I Give It a Year Dir. Dan Mazer

[Magnolia Pictures / StudioCanal; 2013]

Styles: romantic comedy, comedy of manners, farce, slapstick
Others: Judd Apatow movies, Nancy Meyers movies, Failure to Launch

Ah, the romantic comedy. Comfort food to most, minor distraction to others — there’s never been much need for alteration. Sure, life is more Blue Valentine than Crazy, Stupid, Love., but movies are entertainment first and foremost and financed with the imperative that they make money. Great films, it seems to me, are few and far between due to the immutability of what makes box office returns, with too many people’s livelihoods at stake with each project and demographic concerns to be considered. So most movies come across like PowerPoint presentations combining as many lifestyles and pop culture elements as possible. The personal aspect that may have been present in a story initially becomes more and more collaboratively altered to suit whatever works, and nowhere is this compromised quality more apparent than in the rom-com.

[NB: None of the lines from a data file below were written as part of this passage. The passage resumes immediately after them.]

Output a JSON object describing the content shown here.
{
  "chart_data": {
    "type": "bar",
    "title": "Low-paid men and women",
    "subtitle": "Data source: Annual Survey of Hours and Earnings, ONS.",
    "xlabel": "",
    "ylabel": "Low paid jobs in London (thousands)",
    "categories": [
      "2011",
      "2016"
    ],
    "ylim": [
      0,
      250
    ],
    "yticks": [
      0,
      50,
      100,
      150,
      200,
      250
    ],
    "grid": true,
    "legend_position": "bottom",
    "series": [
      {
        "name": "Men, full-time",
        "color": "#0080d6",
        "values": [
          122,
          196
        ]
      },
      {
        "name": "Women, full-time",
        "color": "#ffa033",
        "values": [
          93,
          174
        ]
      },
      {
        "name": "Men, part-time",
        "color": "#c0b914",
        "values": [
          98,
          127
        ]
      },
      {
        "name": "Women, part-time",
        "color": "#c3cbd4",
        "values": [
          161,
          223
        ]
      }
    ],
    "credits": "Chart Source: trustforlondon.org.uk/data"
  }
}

A little something for everyone, and please make every bit of unpleasantness as light and inconsequential as possible.

I Give It a Year fits this bill, despite some perhaps unintentionally brutal bits of awkwardness. Yet it’s actually pretty damned funny (mostly due to the decidedly witty dialogue) with Stephen Merchant, Olivia Coleman, and Anna Faris delivering some particularly ‘on’ moments (with a great slapstick sequence of Faris’s character having a lousy time at a threesome). Rafe Spall (son of Timothy) is pretty good at playing up his character’s goofy tendencies, but doesn’t quite register as a real person. Actually no one does. The whole thing would be acceptable as a Merchant/Gervais-style farce if it weren’t so keen on it’s pop song montage sporting, “there was the time you…” transitioning, opposites-don’t-attract-after-all, rudimentary framing. The love story doesn’t really register at all beyond the quaint, whirlwind-romance opening credits montage. Every supposedly genuine moment between the principal cast has a reaching, stocky quality. It’s this cloyingness that keeps the film from really taking off. In other words, for me, the ‘rom’ part is completely lacking, tired and not so true.

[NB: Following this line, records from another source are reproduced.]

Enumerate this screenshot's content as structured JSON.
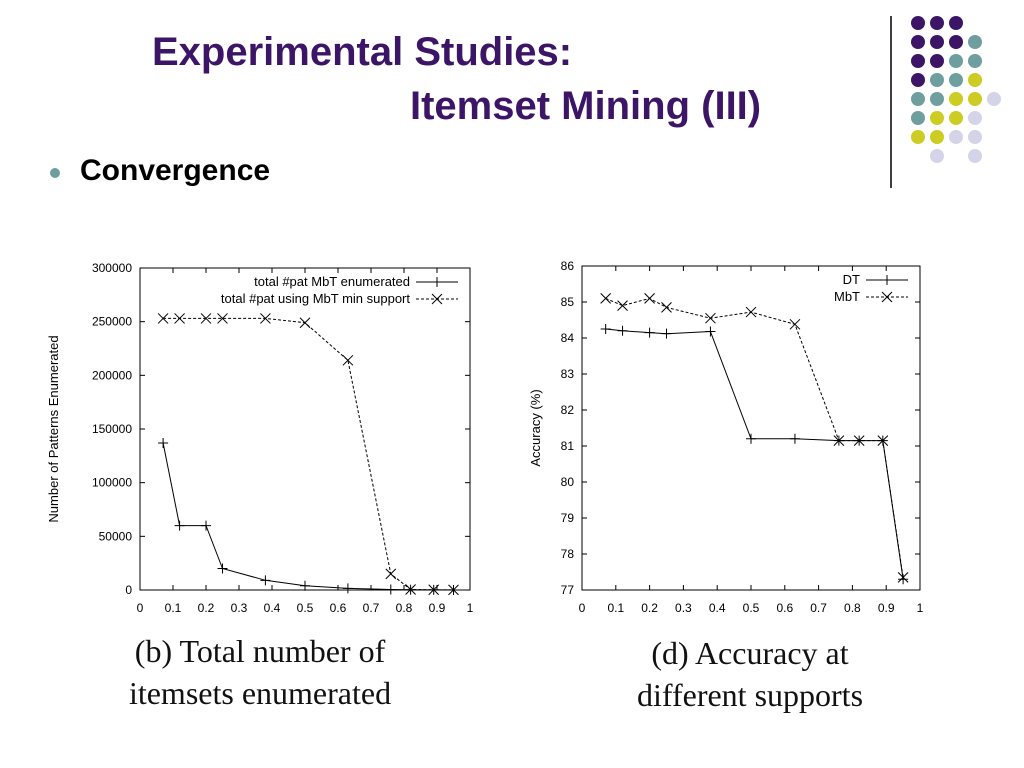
{
  "slide": {
    "title_line1": "Experimental Studies:",
    "title_line2": "Itemset Mining (III)",
    "bullet": "Convergence",
    "decor_colors": {
      "purple": "#3c1566",
      "teal": "#6e9e9e",
      "yellow": "#cccc22",
      "lavender": "#d4d4e8"
    }
  },
  "captions": {
    "left_line1": "(b) Total number of",
    "left_line2": "itemsets enumerated",
    "right_line1": "(d) Accuracy at",
    "right_line2": "different supports"
  },
  "chart_data": [
    {
      "type": "line",
      "xlabel": "",
      "ylabel": "Number of Patterns Enumerated",
      "xlim": [
        0,
        1
      ],
      "ylim": [
        0,
        300000
      ],
      "xticks": [
        "0",
        "0.1",
        "0.2",
        "0.3",
        "0.4",
        "0.5",
        "0.6",
        "0.7",
        "0.8",
        "0.9",
        "1"
      ],
      "yticks": [
        "0",
        "50000",
        "100000",
        "150000",
        "200000",
        "250000",
        "300000"
      ],
      "legend_position": "top-right",
      "grid": false,
      "series": [
        {
          "name": "total #pat MbT enumerated",
          "marker": "plus",
          "dash": "solid",
          "x": [
            0.07,
            0.12,
            0.2,
            0.25,
            0.38,
            0.5,
            0.63,
            0.76,
            0.82,
            0.89,
            0.95
          ],
          "y": [
            137000,
            60000,
            60000,
            20000,
            9000,
            4000,
            1500,
            500,
            200,
            100,
            50
          ]
        },
        {
          "name": "total #pat using MbT min support",
          "marker": "cross",
          "dash": "dashed",
          "x": [
            0.07,
            0.12,
            0.2,
            0.25,
            0.38,
            0.5,
            0.63,
            0.76,
            0.82,
            0.89,
            0.95
          ],
          "y": [
            253000,
            253000,
            253000,
            253000,
            253000,
            249000,
            214000,
            15000,
            500,
            200,
            100
          ]
        }
      ]
    },
    {
      "type": "line",
      "xlabel": "",
      "ylabel": "Accuracy (%)",
      "xlim": [
        0,
        1
      ],
      "ylim": [
        77,
        86
      ],
      "xticks": [
        "0",
        "0.1",
        "0.2",
        "0.3",
        "0.4",
        "0.5",
        "0.6",
        "0.7",
        "0.8",
        "0.9",
        "1"
      ],
      "yticks": [
        "77",
        "78",
        "79",
        "80",
        "81",
        "82",
        "83",
        "84",
        "85",
        "86"
      ],
      "legend_position": "top-right",
      "grid": false,
      "series": [
        {
          "name": "DT",
          "marker": "plus",
          "dash": "solid",
          "x": [
            0.07,
            0.12,
            0.2,
            0.25,
            0.38,
            0.5,
            0.63,
            0.76,
            0.82,
            0.89,
            0.95
          ],
          "y": [
            84.25,
            84.2,
            84.15,
            84.12,
            84.18,
            81.2,
            81.2,
            81.15,
            81.15,
            81.15,
            77.3
          ]
        },
        {
          "name": "MbT",
          "marker": "cross",
          "dash": "dashed",
          "x": [
            0.07,
            0.12,
            0.2,
            0.25,
            0.38,
            0.5,
            0.63,
            0.76,
            0.82,
            0.89,
            0.95
          ],
          "y": [
            85.1,
            84.9,
            85.1,
            84.85,
            84.55,
            84.72,
            84.38,
            81.15,
            81.15,
            81.15,
            77.35
          ]
        }
      ]
    }
  ]
}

Perhaps the film was pitched as The Office meets Love, Actually. But the way people are constantly embarrassing themselves and being awful is too prevalent to ricochet back to doe-eyed poignancy. Minnie Driver plays perhaps the worst-written character in the film (imagine Susie from Curb without the bedazzled sweatshirts or comic timing and you’re close), as she is so nasty to her hubby that it goes from from surprising to depressing to just glaringly obnoxious. Driver can do better than this, but she’s not even given a chance to be a funny stock character. Merchant, on the other hand, is pretty hilarious as always, however stock his character of resident boor might be (think Philip Seymour in Along Came Polly). Olivia Coleman (Peep Show’s Sophie) is a welcome presence as an ambivalent marriage counselor, but the bits with her don’t correspond well to the surrounding moments due to their contrived and over-the-top quality. So basically what we have here is a sloppy, uneven movie, but seeing as how I laughed heartily throughout I can hardly dismiss it altogether.

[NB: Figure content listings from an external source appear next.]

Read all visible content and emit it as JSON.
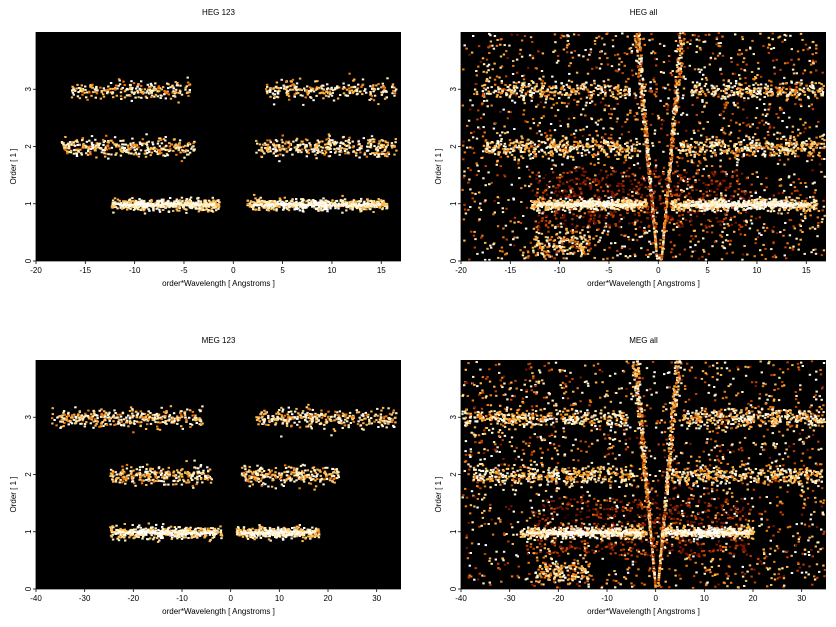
{
  "colors": {
    "background": "#000000",
    "colormap": [
      "#3a0000",
      "#7a1400",
      "#c23e00",
      "#ee7a10",
      "#ffb84a",
      "#fff0c0",
      "#ffffff"
    ]
  },
  "chart_data": [
    {
      "type": "heatmap",
      "title": "HEG 123",
      "xlabel": "order*Wavelength [ Angstroms ]",
      "ylabel": "Order [ 1 ]",
      "xlim": [
        -20,
        17
      ],
      "ylim": [
        0,
        4
      ],
      "xticks": [
        -20,
        -15,
        -10,
        -5,
        0,
        5,
        10,
        15
      ],
      "yticks": [
        0,
        1,
        2,
        3
      ],
      "bands": [
        {
          "order": 1,
          "x_ranges": [
            [
              -12.5,
              -1.5
            ],
            [
              1.3,
              15.5
            ]
          ],
          "intensity": "high"
        },
        {
          "order": 2,
          "x_ranges": [
            [
              -17.5,
              -4
            ],
            [
              2.2,
              16.5
            ]
          ],
          "intensity": "medium"
        },
        {
          "order": 3,
          "x_ranges": [
            [
              -16.5,
              -4.5
            ],
            [
              3.2,
              16.5
            ]
          ],
          "intensity": "low"
        }
      ],
      "zero_order_wedge": false
    },
    {
      "type": "heatmap",
      "title": "HEG all",
      "xlabel": "order*Wavelength [ Angstroms ]",
      "ylabel": "Order [ 1 ]",
      "xlim": [
        -20,
        17
      ],
      "ylim": [
        0,
        4
      ],
      "xticks": [
        -20,
        -15,
        -10,
        -5,
        0,
        5,
        10,
        15
      ],
      "yticks": [
        0,
        1,
        2,
        3
      ],
      "bands": [
        {
          "order": 1,
          "x_ranges": [
            [
              -13,
              -1.2
            ],
            [
              1.2,
              16
            ]
          ],
          "intensity": "high"
        },
        {
          "order": 2,
          "x_ranges": [
            [
              -18,
              -2
            ],
            [
              2,
              17
            ]
          ],
          "intensity": "medium"
        },
        {
          "order": 3,
          "x_ranges": [
            [
              -18,
              -3
            ],
            [
              3,
              17
            ]
          ],
          "intensity": "low"
        }
      ],
      "zero_order_wedge": true
    },
    {
      "type": "heatmap",
      "title": "MEG 123",
      "xlabel": "order*Wavelength [ Angstroms ]",
      "ylabel": "Order [ 1 ]",
      "xlim": [
        -40,
        35
      ],
      "ylim": [
        0,
        4
      ],
      "xticks": [
        -40,
        -30,
        -20,
        -10,
        0,
        10,
        20,
        30
      ],
      "yticks": [
        0,
        1,
        2,
        3
      ],
      "bands": [
        {
          "order": 1,
          "x_ranges": [
            [
              -25,
              -2
            ],
            [
              1,
              18
            ]
          ],
          "intensity": "high"
        },
        {
          "order": 2,
          "x_ranges": [
            [
              -25,
              -4
            ],
            [
              2,
              22
            ]
          ],
          "intensity": "medium"
        },
        {
          "order": 3,
          "x_ranges": [
            [
              -37,
              -6
            ],
            [
              5,
              34
            ]
          ],
          "intensity": "medium"
        }
      ],
      "zero_order_wedge": false
    },
    {
      "type": "heatmap",
      "title": "MEG all",
      "xlabel": "order*Wavelength [ Angstroms ]",
      "ylabel": "Order [ 1 ]",
      "xlim": [
        -40,
        35
      ],
      "ylim": [
        0,
        4
      ],
      "xticks": [
        -40,
        -30,
        -20,
        -10,
        0,
        10,
        20,
        30
      ],
      "yticks": [
        0,
        1,
        2,
        3
      ],
      "bands": [
        {
          "order": 1,
          "x_ranges": [
            [
              -28,
              -2
            ],
            [
              1,
              20
            ]
          ],
          "intensity": "high"
        },
        {
          "order": 2,
          "x_ranges": [
            [
              -38,
              -4
            ],
            [
              3,
              34
            ]
          ],
          "intensity": "medium"
        },
        {
          "order": 3,
          "x_ranges": [
            [
              -40,
              -6
            ],
            [
              5,
              35
            ]
          ],
          "intensity": "medium"
        }
      ],
      "zero_order_wedge": true
    }
  ]
}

After writing stints on strong improvisatory comedies like Ali G, Borat and Brüno, writer/director Dan Mazer seems to be struggling with narrative. He has the talent. He has funny lines. But, as with Cohen and The Dictator, he seems better at making a scene than stitching them together in a traditional fashion. There are plenty of comedies that manage the blue-yet-breezy trick, and Mazer does likewise. But the banter is so strong as to make me think he should set his sites a little higher than a nuts-and-bolts mainstream romantic comedy framework. Perhaps a Peep Show film? One can hope.